Suriye konusunda ortalıkta dolaşan belki de en büyük ve en önemli efsane, Birleşmiş Milletler (BM) denetiminde yapılan ve uluslararası çoğunluk tarafından desteklenen Anayasa Komitesi görüşmelerinin Suriyelileri 2254 sayılı karara dayalı bir çözüme götüreceği ve barışçıl bir geçiş çözüme varacağıdır.
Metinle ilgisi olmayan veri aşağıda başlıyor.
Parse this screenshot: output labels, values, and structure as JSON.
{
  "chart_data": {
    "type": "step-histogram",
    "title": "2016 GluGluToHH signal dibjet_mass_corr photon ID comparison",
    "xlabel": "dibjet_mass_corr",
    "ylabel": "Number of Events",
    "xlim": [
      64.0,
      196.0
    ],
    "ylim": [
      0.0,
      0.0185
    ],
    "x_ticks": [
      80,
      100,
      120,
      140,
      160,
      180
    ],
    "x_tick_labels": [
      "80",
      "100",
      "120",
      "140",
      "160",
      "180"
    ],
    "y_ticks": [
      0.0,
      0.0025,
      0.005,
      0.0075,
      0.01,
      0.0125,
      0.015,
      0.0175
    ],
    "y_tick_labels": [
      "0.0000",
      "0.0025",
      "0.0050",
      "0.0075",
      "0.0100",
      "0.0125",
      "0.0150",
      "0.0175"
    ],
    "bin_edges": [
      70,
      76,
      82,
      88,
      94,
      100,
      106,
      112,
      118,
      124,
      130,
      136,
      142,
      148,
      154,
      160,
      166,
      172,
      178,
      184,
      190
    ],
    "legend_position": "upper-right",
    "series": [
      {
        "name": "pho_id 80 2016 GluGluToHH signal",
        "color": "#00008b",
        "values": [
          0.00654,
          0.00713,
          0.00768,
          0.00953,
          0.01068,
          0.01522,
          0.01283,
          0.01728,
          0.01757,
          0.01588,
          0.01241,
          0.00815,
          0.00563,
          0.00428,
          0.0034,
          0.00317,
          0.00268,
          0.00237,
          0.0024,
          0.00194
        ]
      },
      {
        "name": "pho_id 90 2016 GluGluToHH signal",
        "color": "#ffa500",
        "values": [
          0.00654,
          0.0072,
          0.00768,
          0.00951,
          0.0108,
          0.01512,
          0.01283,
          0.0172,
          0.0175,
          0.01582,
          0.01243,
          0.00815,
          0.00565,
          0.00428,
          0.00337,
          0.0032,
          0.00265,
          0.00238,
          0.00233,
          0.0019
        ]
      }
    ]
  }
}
Bu fikir esasen uluslararası kararla ilgili olmasa da kuruluşundan yaklaşık üç yıl sonra ve sonuçsuz geçen sekiz turluk müzakerelerin ardından görünüşte de olsa herhangi bir ilerleme sağlamadı. Ancak efsanenin büyük destekçileri ve oyuna dahil olan küçükler, bunu korumak için her türlü çabayı gösteriyor ve bunun gelecekteki bir çözüme giden yol olduğunu düşünüyorlar.
Suriye ve trajedisi hakkındaki efsanelere kısaca da olsa değinmek önemli ve faydalı olabilir. Çünkü bu gerçekleri tahrif etmenin bir yolu, kamuoyunu veya bir kısmını yanıltma girişimidir. Aynı zamanda asıl gerekliliklerden kaçmanın ve daha küçük meseleleri bunlarla değiştirmenin bir yoludur. Bu efsaneler asıl meselenin üzerini örter, kamuoyunu oyalar, onu ilgilendirmeyen ayrıntılarda boğar. Belki de efsane, bu zikredilen hususların dışında var olan boşluğu gürültüyle doldurma girişimidir!